Crafting the right opening to this letter involved a lot of half typed words and many more deletions. I realized that this pressure to start with complete certainty was self-imposed, recognizing the gravity of this moment [crisis] in time. Further, my hesitancy was a broader metaphor for the journey of an ally; it’s not about starting perfectly, it’s about starting. Period.

To those who also strive to stand in solidarity with the Black Lives Matter movement: My hope is that as you read this, whomever and wherever you are, you realize that regardless of where you’re starting from, you’ve made the right decision. But also realize that you have much to learn, and perhaps even more to unlearn as you embark on the journey that is allyship.

To me being an ally also means knowing our work never ends, even if the news cycles do. 

I recall an early memory of understanding the importance of discussing pervasive racism in our society. On occasions I would visit my dad at work, a K-12 private school in New York. I’d be driven through a largely white neighborhood of perfectly maintained lawns and tudor mansions that culminated in a gated campus. Yet turning into the parking lot behind campus featured a different picture of what was predominantly Black and lower income residences. Why would a community be literally constructed to turn its back on its neighbors? The glaring division was often discussed in my home, as well as efforts to bridge the communities together (although this is best explained outside the brief letter I write to you today). While I’m so thankful to my parents for creating space for conversations like this at a young age, I know that this shouldn’t lead to praise and doesn’t excuse me from action, learning and overall doing much better today. Being anti-racist shouldn’t be provoked. It is an uncomfortable truth for me to write that I’ve most clearly understood the distinction between being “not racist” and being “actively anti-racist” following the murder of George Floyd.

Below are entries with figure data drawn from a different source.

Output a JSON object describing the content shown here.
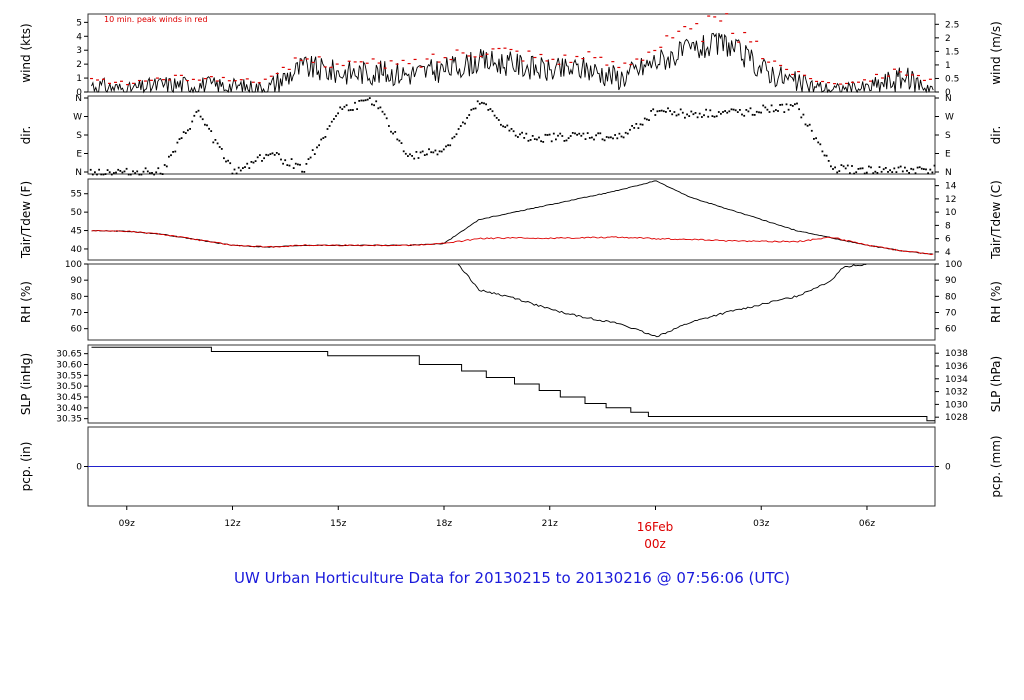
{
  "chart_data": {
    "type": "line",
    "title": "UW Urban Horticulture Data for 20130215  to  20130216 @ 07:56:06  (UTC)",
    "annotation": "10 min. peak winds in red",
    "x_axis": {
      "tick_labels": [
        "09z",
        "12z",
        "15z",
        "18z",
        "21z",
        "16Feb",
        "03z",
        "06z"
      ],
      "day_marker": {
        "date": "16Feb",
        "time": "00z"
      },
      "range_utc_hours": [
        7.9,
        31.93
      ]
    },
    "panels": [
      {
        "key": "wind",
        "ylabel_left": "wind (kts)",
        "ylabel_right": "wind (m/s)",
        "left_ticks": [
          "0",
          "1",
          "2",
          "3",
          "4",
          "5"
        ],
        "right_ticks": [
          "0",
          "0.5",
          "1",
          "1.5",
          "2",
          "2.5"
        ],
        "ylim": [
          0,
          5.6
        ],
        "series": [
          {
            "color": "#000000",
            "style": "line",
            "x_hours": [
              8,
              9,
              10,
              11,
              12,
              13,
              14,
              15,
              16,
              17,
              18,
              19,
              20,
              21,
              22,
              23,
              24,
              25,
              26,
              27,
              28,
              29,
              30,
              31,
              31.9
            ],
            "values": [
              0.5,
              0.2,
              0.5,
              0.5,
              0.4,
              0.3,
              1.8,
              1.4,
              1.4,
              1.3,
              1.6,
              2.2,
              2.0,
              1.5,
              1.7,
              1.0,
              2.2,
              3.0,
              3.5,
              1.7,
              0.6,
              0.2,
              0.3,
              1.0,
              0.3
            ]
          },
          {
            "color": "#dd0000",
            "style": "points",
            "x_hours": [
              8,
              9,
              10,
              11,
              12,
              13,
              14,
              15,
              16,
              17,
              18,
              19,
              20,
              21,
              22,
              23,
              24,
              25,
              26,
              27,
              28,
              29,
              30,
              31,
              31.9
            ],
            "values": [
              0.9,
              0.6,
              1.0,
              1.0,
              0.9,
              0.8,
              2.4,
              2.1,
              2.0,
              2.0,
              2.5,
              3.2,
              2.9,
              2.4,
              2.5,
              1.9,
              3.3,
              4.2,
              4.9,
              2.8,
              1.3,
              0.6,
              0.9,
              1.6,
              0.7
            ]
          }
        ]
      },
      {
        "key": "dir",
        "ylabel_left": "dir.",
        "ylabel_right": "dir.",
        "left_ticks": [
          "N",
          "E",
          "S",
          "W",
          "N"
        ],
        "right_ticks": [
          "N",
          "E",
          "S",
          "W",
          "N"
        ],
        "ylim": [
          0,
          360
        ],
        "series": [
          {
            "color": "#000000",
            "style": "points",
            "x_hours": [
              8,
              9,
              10,
              11,
              12,
              13,
              14,
              15,
              16,
              17,
              18,
              19,
              20,
              21,
              22,
              23,
              24,
              25,
              26,
              27,
              28,
              29,
              30,
              31,
              31.9
            ],
            "values": [
              15,
              10,
              20,
              290,
              10,
              100,
              30,
              300,
              340,
              80,
              120,
              335,
              180,
              170,
              180,
              170,
              300,
              280,
              285,
              300,
              310,
              30,
              20,
              20,
              25
            ]
          }
        ]
      },
      {
        "key": "temp",
        "ylabel_left": "Tair/Tdew (F)",
        "ylabel_right": "Tair/Tdew (C)",
        "left_ticks": [
          "40",
          "45",
          "50",
          "55"
        ],
        "right_ticks": [
          "4",
          "6",
          "8",
          "10",
          "12",
          "14"
        ],
        "ylim": [
          37,
          59
        ],
        "series": [
          {
            "color": "#000000",
            "style": "line",
            "x_hours": [
              8,
              9,
              10,
              11,
              12,
              13,
              14,
              15,
              16,
              17,
              18,
              19,
              20,
              21,
              22,
              23,
              24,
              25,
              26,
              27,
              28,
              29,
              30,
              31,
              31.9
            ],
            "values": [
              45,
              44.8,
              44,
              42.5,
              41,
              40.5,
              41,
              41,
              41,
              41,
              41.5,
              48,
              50,
              52,
              54,
              56,
              58.5,
              54,
              51,
              48,
              45,
              43,
              41,
              39.5,
              38.5
            ]
          },
          {
            "color": "#dd0000",
            "style": "line",
            "x_hours": [
              8,
              9,
              10,
              11,
              12,
              13,
              14,
              15,
              16,
              17,
              18,
              19,
              20,
              21,
              22,
              23,
              24,
              25,
              26,
              27,
              28,
              29,
              30,
              31,
              31.9
            ],
            "values": [
              45,
              44.8,
              44,
              42.5,
              41,
              40.5,
              41,
              41,
              41,
              41,
              41.5,
              42.8,
              43,
              42.9,
              43.1,
              43.2,
              42.8,
              42.6,
              42.2,
              42.1,
              42,
              43.2,
              41,
              39.5,
              38.5
            ]
          }
        ]
      },
      {
        "key": "rh",
        "ylabel_left": "RH (%)",
        "ylabel_right": "RH (%)",
        "left_ticks": [
          "60",
          "70",
          "80",
          "90",
          "100"
        ],
        "right_ticks": [
          "60",
          "70",
          "80",
          "90",
          "100"
        ],
        "ylim": [
          53,
          100
        ],
        "series": [
          {
            "color": "#000000",
            "style": "line",
            "x_hours": [
              18.4,
              19,
              20,
              21,
              22,
              23,
              24,
              25,
              26,
              27,
              28,
              29,
              29.3,
              30
            ],
            "values": [
              100,
              84,
              79,
              72,
              67,
              63,
              55,
              64,
              70,
              75,
              80,
              90,
              98,
              100
            ]
          }
        ]
      },
      {
        "key": "slp",
        "ylabel_left": "SLP (inHg)",
        "ylabel_right": "SLP (hPa)",
        "left_ticks": [
          "30.35",
          "30.40",
          "30.45",
          "30.50",
          "30.55",
          "30.60",
          "30.65"
        ],
        "right_ticks": [
          "1028",
          "1030",
          "1032",
          "1034",
          "1036",
          "1038"
        ],
        "ylim": [
          30.33,
          30.69
        ],
        "series": [
          {
            "color": "#000000",
            "style": "step",
            "x_hours": [
              8,
              11.4,
              14.7,
              17.3,
              18.5,
              19.2,
              20.0,
              20.7,
              21.3,
              22.0,
              22.6,
              23.3,
              23.8,
              31.7,
              31.9
            ],
            "values": [
              30.68,
              30.66,
              30.64,
              30.6,
              30.57,
              30.54,
              30.51,
              30.48,
              30.45,
              30.42,
              30.4,
              30.38,
              30.36,
              30.34,
              30.34
            ]
          }
        ]
      },
      {
        "key": "pcp",
        "ylabel_left": "pcp. (in)",
        "ylabel_right": "pcp. (mm)",
        "left_ticks": [
          "0"
        ],
        "right_ticks": [
          "0"
        ],
        "ylim": [
          -1,
          1
        ],
        "series": [
          {
            "color": "#2222cc",
            "style": "line",
            "x_hours": [
              7.9,
              31.93
            ],
            "values": [
              0,
              0
            ]
          }
        ]
      }
    ]
  }
}
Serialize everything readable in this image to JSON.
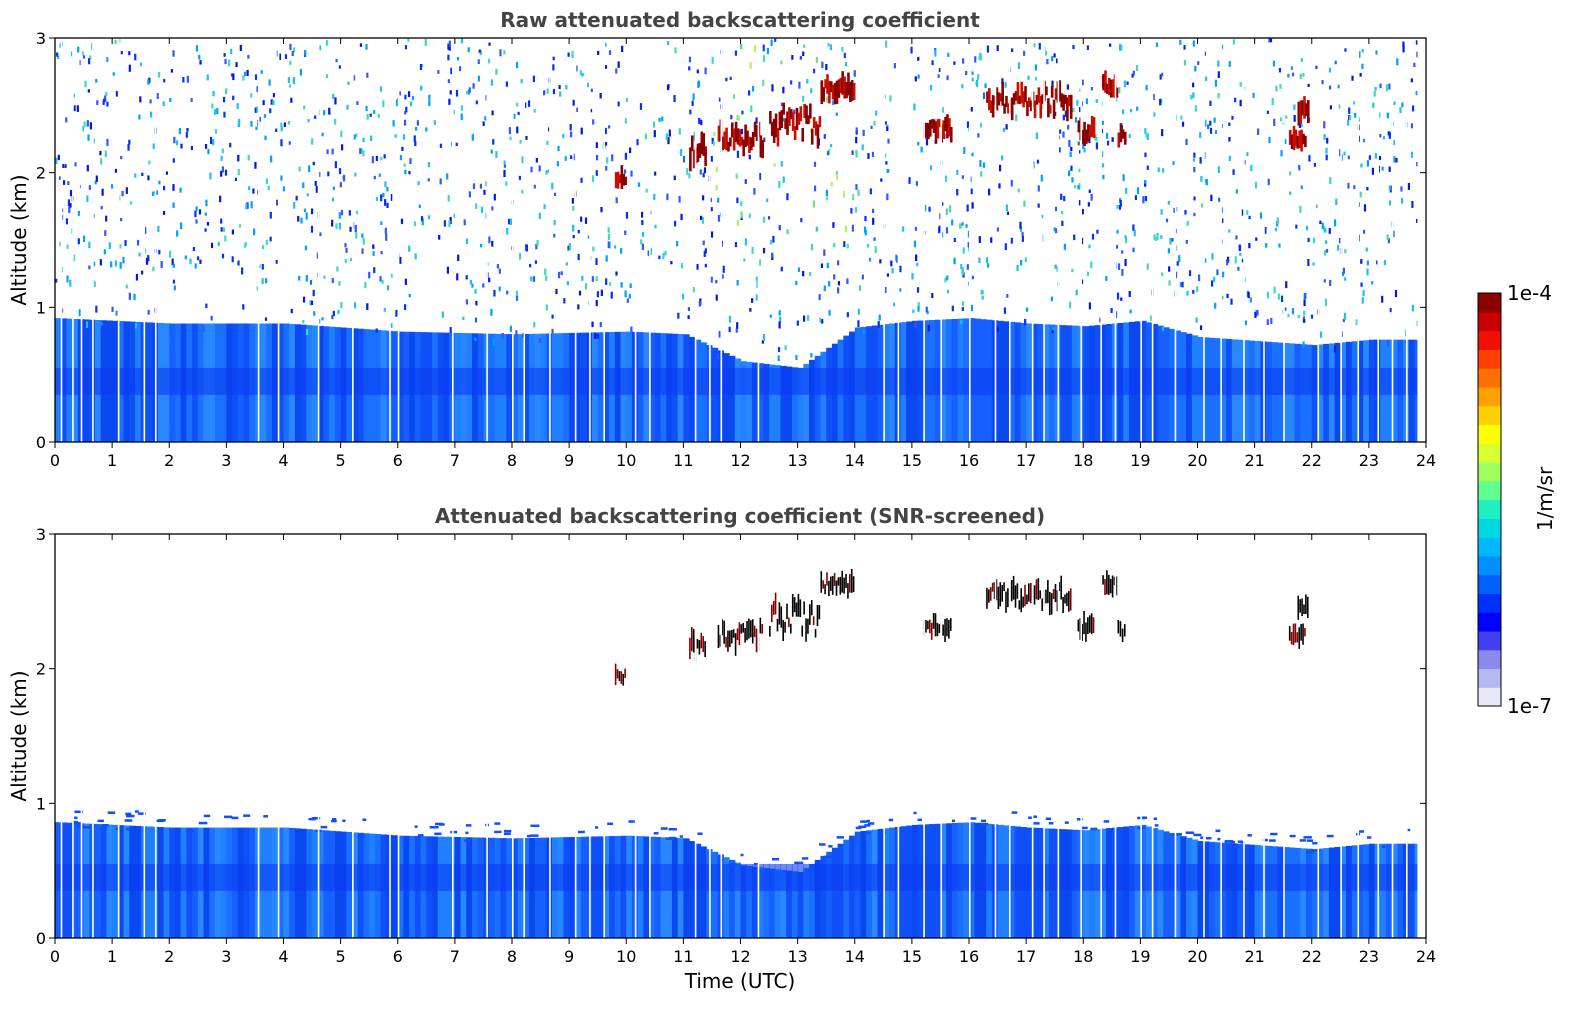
{
  "chart_data": [
    {
      "type": "heatmap",
      "title": "Raw attenuated backscattering coefficient",
      "xlabel": "",
      "ylabel": "Altitude (km)",
      "xlim": [
        0,
        24
      ],
      "ylim": [
        0,
        3
      ],
      "x_ticks": [
        "0",
        "1",
        "2",
        "3",
        "4",
        "5",
        "6",
        "7",
        "8",
        "9",
        "10",
        "11",
        "12",
        "13",
        "14",
        "15",
        "16",
        "17",
        "18",
        "19",
        "20",
        "21",
        "22",
        "23",
        "24"
      ],
      "y_ticks": [
        "0",
        "1",
        "2",
        "3"
      ],
      "screened": false,
      "boundary_layer_top_km": [
        [
          0,
          0.92
        ],
        [
          2,
          0.88
        ],
        [
          4,
          0.88
        ],
        [
          6,
          0.82
        ],
        [
          8,
          0.8
        ],
        [
          10,
          0.82
        ],
        [
          11,
          0.8
        ],
        [
          12,
          0.6
        ],
        [
          13,
          0.55
        ],
        [
          14,
          0.85
        ],
        [
          15,
          0.9
        ],
        [
          16,
          0.92
        ],
        [
          17,
          0.88
        ],
        [
          18,
          0.86
        ],
        [
          19,
          0.9
        ],
        [
          20,
          0.78
        ],
        [
          21,
          0.75
        ],
        [
          22,
          0.72
        ],
        [
          23,
          0.76
        ],
        [
          23.8,
          0.76
        ]
      ],
      "cloud_layers": [
        {
          "t_start": 9.8,
          "t_end": 10.0,
          "z_low_km": 1.88,
          "z_high_km": 2.0
        },
        {
          "t_start": 11.1,
          "t_end": 11.4,
          "z_low_km": 2.0,
          "z_high_km": 2.3
        },
        {
          "t_start": 11.6,
          "t_end": 12.4,
          "z_low_km": 2.1,
          "z_high_km": 2.4
        },
        {
          "t_start": 12.5,
          "t_end": 13.4,
          "z_low_km": 2.15,
          "z_high_km": 2.6
        },
        {
          "t_start": 13.4,
          "t_end": 14.0,
          "z_low_km": 2.52,
          "z_high_km": 2.72
        },
        {
          "t_start": 15.2,
          "t_end": 15.7,
          "z_low_km": 2.22,
          "z_high_km": 2.42
        },
        {
          "t_start": 16.3,
          "t_end": 17.8,
          "z_low_km": 2.4,
          "z_high_km": 2.68
        },
        {
          "t_start": 17.9,
          "t_end": 18.2,
          "z_low_km": 2.2,
          "z_high_km": 2.4
        },
        {
          "t_start": 18.3,
          "t_end": 18.6,
          "z_low_km": 2.55,
          "z_high_km": 2.72
        },
        {
          "t_start": 18.6,
          "t_end": 18.75,
          "z_low_km": 2.2,
          "z_high_km": 2.35
        },
        {
          "t_start": 21.6,
          "t_end": 21.9,
          "z_low_km": 2.2,
          "z_high_km": 2.3
        },
        {
          "t_start": 21.75,
          "t_end": 21.95,
          "z_low_km": 2.38,
          "z_high_km": 2.52
        }
      ],
      "gap_times_h": [
        0.1,
        0.3,
        0.45,
        0.65,
        1.1,
        1.55,
        1.75,
        3.55,
        3.9,
        4.6,
        5.2,
        5.85,
        6.0,
        6.95,
        7.55,
        8.0,
        8.2,
        8.65,
        9.1,
        9.35,
        9.6,
        10.15,
        10.4,
        11.2,
        11.45,
        11.65,
        12.3,
        14.5,
        14.75,
        15.2,
        15.5,
        16.0,
        16.45,
        16.7,
        17.1,
        17.3,
        17.55,
        17.95,
        18.3,
        18.55,
        19.0,
        19.2,
        19.6,
        20.1,
        20.4,
        20.8,
        21.15,
        21.5,
        22.1,
        22.5,
        22.8,
        23.15,
        23.4,
        23.65
      ]
    },
    {
      "type": "heatmap",
      "title": "Attenuated backscattering coefficient (SNR-screened)",
      "xlabel": "Time (UTC)",
      "ylabel": "Altitude (km)",
      "xlim": [
        0,
        24
      ],
      "ylim": [
        0,
        3
      ],
      "x_ticks": [
        "0",
        "1",
        "2",
        "3",
        "4",
        "5",
        "6",
        "7",
        "8",
        "9",
        "10",
        "11",
        "12",
        "13",
        "14",
        "15",
        "16",
        "17",
        "18",
        "19",
        "20",
        "21",
        "22",
        "23",
        "24"
      ],
      "y_ticks": [
        "0",
        "1",
        "2",
        "3"
      ],
      "screened": true
    }
  ],
  "colorbar": {
    "label": "1/m/sr",
    "max_label": "1e-4",
    "min_label": "1e-7",
    "colors": [
      "#e8e8f8",
      "#b8b8f0",
      "#8a8aec",
      "#4040f0",
      "#0000ff",
      "#0030ff",
      "#0060ff",
      "#0090ff",
      "#00b8ff",
      "#00d8e0",
      "#20f0c0",
      "#60ff90",
      "#a0ff60",
      "#d8ff30",
      "#ffff00",
      "#ffd000",
      "#ffa000",
      "#ff7000",
      "#ff4000",
      "#f01000",
      "#c80000",
      "#8b0000"
    ]
  }
}
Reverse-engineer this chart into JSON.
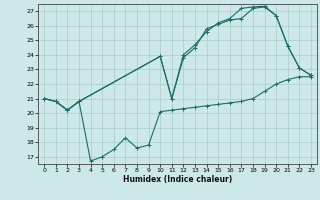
{
  "xlabel": "Humidex (Indice chaleur)",
  "bg_color": "#cce8e8",
  "grid_color": "#aacccc",
  "line_color": "#1a6b6b",
  "xlim": [
    -0.5,
    23.5
  ],
  "ylim": [
    16.5,
    27.5
  ],
  "xticks": [
    0,
    1,
    2,
    3,
    4,
    5,
    6,
    7,
    8,
    9,
    10,
    11,
    12,
    13,
    14,
    15,
    16,
    17,
    18,
    19,
    20,
    21,
    22,
    23
  ],
  "yticks": [
    17,
    18,
    19,
    20,
    21,
    22,
    23,
    24,
    25,
    26,
    27
  ],
  "curve1_x": [
    0,
    1,
    2,
    3,
    4,
    5,
    6,
    7,
    8,
    9,
    10,
    11,
    12,
    13,
    14,
    15,
    16,
    17,
    18,
    19,
    20,
    21,
    22,
    23
  ],
  "curve1_y": [
    21.0,
    20.8,
    20.2,
    20.8,
    16.7,
    17.0,
    17.5,
    18.3,
    17.6,
    17.8,
    20.1,
    20.2,
    20.3,
    20.4,
    20.5,
    20.6,
    20.7,
    20.8,
    21.0,
    21.5,
    22.0,
    22.3,
    22.5,
    22.5
  ],
  "curve2_x": [
    0,
    1,
    2,
    3,
    10,
    11,
    12,
    13,
    14,
    15,
    16,
    17,
    18,
    19,
    20,
    21,
    22,
    23
  ],
  "curve2_y": [
    21.0,
    20.8,
    20.2,
    20.8,
    23.9,
    21.0,
    23.8,
    24.5,
    25.8,
    26.1,
    26.4,
    26.5,
    27.2,
    27.3,
    26.7,
    24.6,
    23.1,
    22.6
  ],
  "curve3_x": [
    0,
    1,
    2,
    3,
    10,
    11,
    12,
    13,
    14,
    15,
    16,
    17,
    18,
    19,
    20,
    21,
    22,
    23
  ],
  "curve3_y": [
    21.0,
    20.8,
    20.2,
    20.8,
    23.9,
    21.0,
    24.0,
    24.7,
    25.6,
    26.2,
    26.5,
    27.2,
    27.3,
    27.35,
    26.7,
    24.6,
    23.1,
    22.6
  ]
}
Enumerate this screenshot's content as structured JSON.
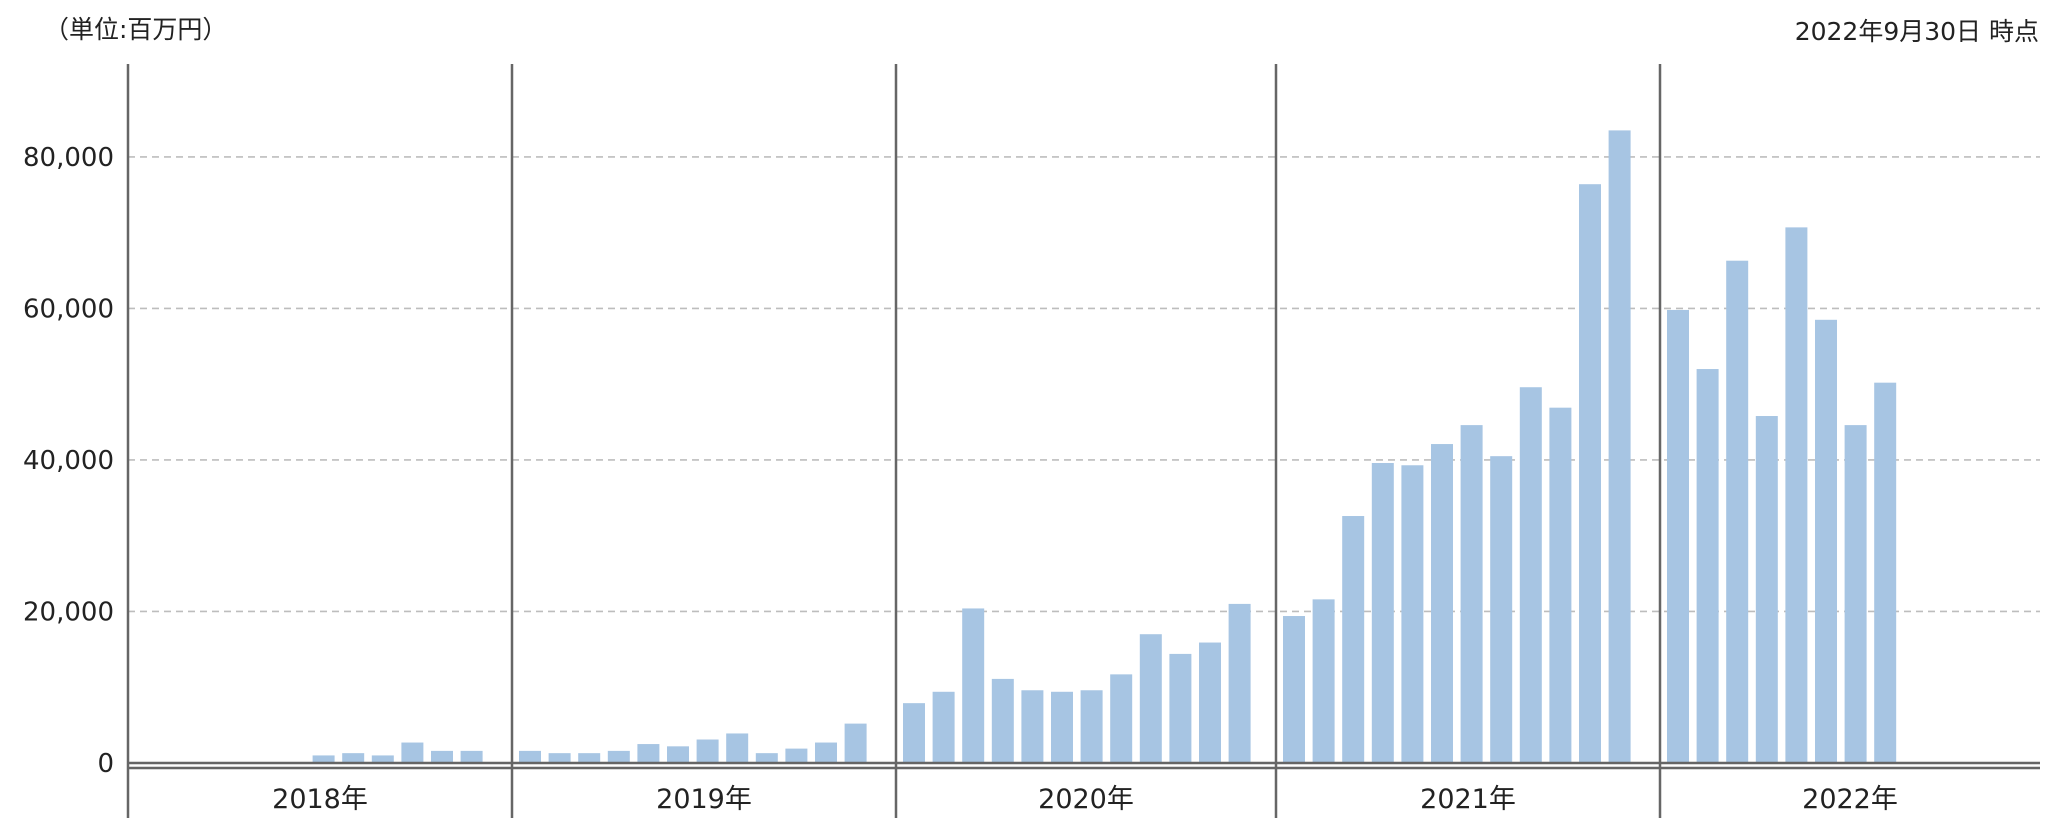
{
  "header": {
    "unit_label": "（単位:百万円）",
    "as_of_label": "2022年9月30日 時点"
  },
  "colors": {
    "bar": "#a7c5e3",
    "grid": "#bdbdbd",
    "axis": "#666666",
    "text": "#222222"
  },
  "chart_data": {
    "type": "bar",
    "title": "",
    "xlabel": "",
    "ylabel": "",
    "ylim": [
      0,
      92000
    ],
    "yticks": [
      0,
      20000,
      40000,
      60000,
      80000
    ],
    "ytick_labels": [
      "0",
      "20,000",
      "40,000",
      "60,000",
      "80,000"
    ],
    "grid": "horizontal dashed",
    "groups": [
      {
        "label": "2018年",
        "values": [
          null,
          null,
          null,
          null,
          null,
          null,
          1000,
          1300,
          1000,
          2700,
          1600,
          1600
        ]
      },
      {
        "label": "2019年",
        "values": [
          1600,
          1300,
          1300,
          1600,
          2500,
          2200,
          3100,
          3900,
          1300,
          1900,
          2700,
          5200
        ]
      },
      {
        "label": "2020年",
        "values": [
          7900,
          9400,
          20400,
          11100,
          9600,
          9400,
          9600,
          11700,
          17000,
          14400,
          15900,
          21000
        ]
      },
      {
        "label": "2021年",
        "values": [
          19400,
          21600,
          32600,
          39600,
          39300,
          42100,
          44600,
          40500,
          49600,
          46900,
          76400,
          83500
        ]
      },
      {
        "label": "2022年",
        "values": [
          59800,
          52000,
          66300,
          45800,
          70700,
          58500,
          44600,
          50200
        ]
      }
    ]
  }
}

Striving to be an ally does not simply mean a social media display. Can it be part of the equation? If done responsibly with attention to the voices of those you wish to support, absolutely. But really, active allyship means taking non-performative actions. It means putting our money behind organizations that move the needle and behind Black-owned businesses. It means recognizing our biases, calling out friends and family for racist micro-aggressions, learned behaviors and beliefs, signing petitions, showing up at protests, challenging ourselves to (un)learn by reading literature and watching films.

Allyship means knowing your work never ends, even if the news cycles do. It means carving space in your day-to-day habits to support those you wish to stand with. I encourage you to reflect on your routines and your passions. You may find that some are already tied to anti-racist work. I recently launched a sustainable fashion business. In growing this brand and educating myself on the industry, I’ve uncovered that being anti-fast fashion and anti-racist are inextricably linked.

Striving to be an ally means change happens at the individual level, and that sitting around waiting for leaders to act isn’t an option. It means holding companies and academic institutions accountable when your Black colleagues and classmates don’t have the same opportunities as white people. It means making sure that a Black artist whose dance you’re memorizing for your next TikTok video gets the credit they deserve for their work. It means looking at your inner circle and admitting if it doesn’t include Black people, and thinking about why that is. It means not forcing Black people to put their trauma on display so you can learn. It means being uncomfortable and holding ourselves accountable daily.

Striving to be an ally means I’ll forever seek more ways I can continue striving to be an ally.

I believe that Black Lives Matter, and that all lives cannot matter until ALL Black lives matter.